Ivy
The sun sets over the water, and I’m almost back to the cottage when I hear something.
I freeze, my heart pounding. I look around. My cottage is dark, the lane is empty, and the woods to my right are lost in shadow. When I hear my name again in my ex-husband’s voice, I know it’s coming from the woods.
Mark is in Texas with his secretary and probably a bottle of bourbon. He’s not here. So what’s calling me from the woods using his voice?
Whatever it is, they picked the wrong person. I wouldn’t walk into a dark forest for anything, especially not to follow that voice. I push the gate open and rush up the drive, my keys rattling as my shaking hands search for the right one.
Panting starts behind me, layered over soft, four-beat footfalls like a dog or a horse. My heart climbs into my throat and every nerve sparks sharp and hot. I don’t want to look back but I can’t stop myself.
Something comes out of the trees, about the size of a man but hunched on all fours, racing toward me. Its face shouldn’t exist. It’s just teeth and eyes stretched too wide for its skull.
I scream, the sound ripping out of me.
The keys slip from my hand and slide off the stoop into the grass. Inside, I’m screaming at myself to run, to jump off the bluff—anything. But my legs won’t move. I stand frozen as the thing charges at me.
Just as the thing is about to leap over my low picket fence, something slams into it from the side.
The new creature is massive, covered in dark fur and twisted vines, running upright on two legs with a long, dog-like snout and clawed hands.
Its torso is more man than hound. Its mane is green and its body is mostly covered in fur.
It snarls and lunges for the spindly thing that spoke in Mark's voice.
I squeeze my eyes shut as its jaws find the middle of the scary creature.
A sickening crunch reverberates across the bluff.

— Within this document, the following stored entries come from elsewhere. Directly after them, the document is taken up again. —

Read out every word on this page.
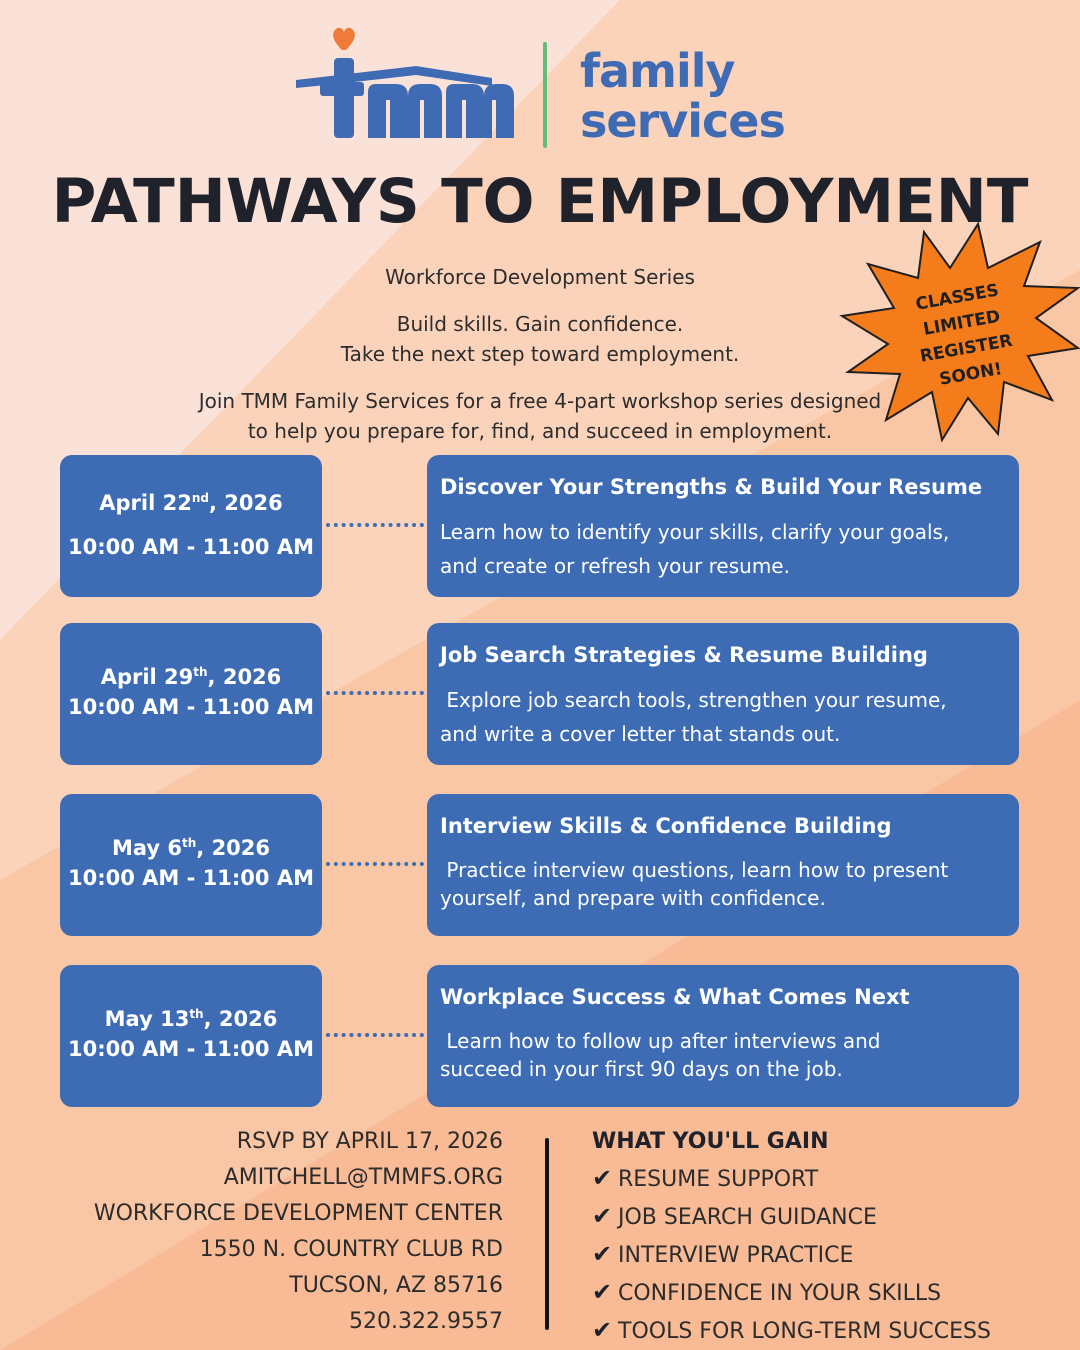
family
services
PATHWAYS TO EMPLOYMENT
Workforce Development Series
Build skills. Gain confidence.
Take the next step toward employment.
Join TMM Family Services for a free 4-part workshop series designed
to help you prepare for, find, and succeed in employment.
CLASSES
LIMITED
REGISTER
SOON!
April 22nd, 2026
10:00 AM - 11:00 AM
Discover Your Strengths & Build Your Resume
Learn how to identify your skills, clarify your goals,
and create or refresh your resume.
April 29th, 2026
10:00 AM - 11:00 AM
Job Search Strategies & Resume Building
Explore job search tools, strengthen your resume,
and write a cover letter that stands out.
May 6th, 2026
10:00 AM - 11:00 AM
Interview Skills & Confidence Building
Practice interview questions, learn how to present
yourself, and prepare with confidence.
May 13th, 2026
10:00 AM - 11:00 AM
Workplace Success & What Comes Next
Learn how to follow up after interviews and
succeed in your first 90 days on the job.
RSVP BY APRIL 17, 2026
AMITCHELL@TMMFS.ORG
WORKFORCE DEVELOPMENT CENTER
1550 N. COUNTRY CLUB RD
TUCSON, AZ 85716
520.322.9557
WHAT YOU'LL GAIN
✔ RESUME SUPPORT
✔ JOB SEARCH GUIDANCE
✔ INTERVIEW PRACTICE
✔ CONFIDENCE IN YOUR SKILLS
✔ TOOLS FOR LONG-TERM SUCCESS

I look up just as the hound flings the other creature from its jaws and snaps its attention onto me. Green eyes glow through the darkening night as it prowls through my gate.
"Fuck," I breathe.
It stops a few feet away. Every instinct says turn and find a way inside. But I can't stop picturing the moment I turn my back, those jaws closing around me the same way. So between fight or flight, my body has chosen neither.
Just as my vision starts to blur at the edges, something drops from the roof. Searing pain slices down my right arm. For a moment it burns, then I lose all feeling. My arm might as well not be attached anymore.
The hound opens its jaws. I squeal, every muscle seizing except the arm that was sliced I can hardly see.
The sun has fully set, and I can only make out outlines and shadows in the moonlight.
The hound is less than a foot away, its eyes fixed on something at my feet.
I manage to look down and find a snake slithering through the grass.
I scramble back, but my right leg won't cooperate. It buckles, and I hit the ground hard. The hound lunges and sweeps the snake into its jaws, crushing it just as neatly as the other creature.
My left hand shakes as the hound turns its attention back to me. I can see now that the vines aren't stuck to it. They're growing from its hide.
I can no longer feel my right toes. The numbness is spreading, and there's nothing I can do to stop it.
A rough growl pulls my attention from my body.
The hound is inches from my face. I tremble as its breath hits me.
Its gaze drops to my right arm, to the cut the snake must have left on its way down.
Its clawed hand shoots out toward me, and I flinch.
It pauses and then it steps back. Breath sawing in and out of me, I watch as the hound creature begins to jerk and spasm.
I have to look away. Nothing on this earth should move like that. Everything feels far away. My mind feels like it's floating somewhere above me.
Cracks from bones and joints snap through the quiet night until they suddenly stop.
"Ivy." A deep voice says my name. Not Mark's. Thank God.
Slowly, I manage to look back to where the hound had been.
It's gone. Crouching in the grass is Conall. Naked.
Why is he naked?
That thought drowns quickly in the realization that my left leg no longer works either.
"Ivy, can you hear me?" His moss green eyes scan me and snag on the cut on my arm. "Fuck. Ivy, can you feel this?"
I don't know what he does, but I definitely can't feel it, and I can't shake my head. It doesn't matter. Whether it's shock or overwhelm or venom from the snake, my vision tunnels, my eyelids drop, and the world tilts as I lose consciousness.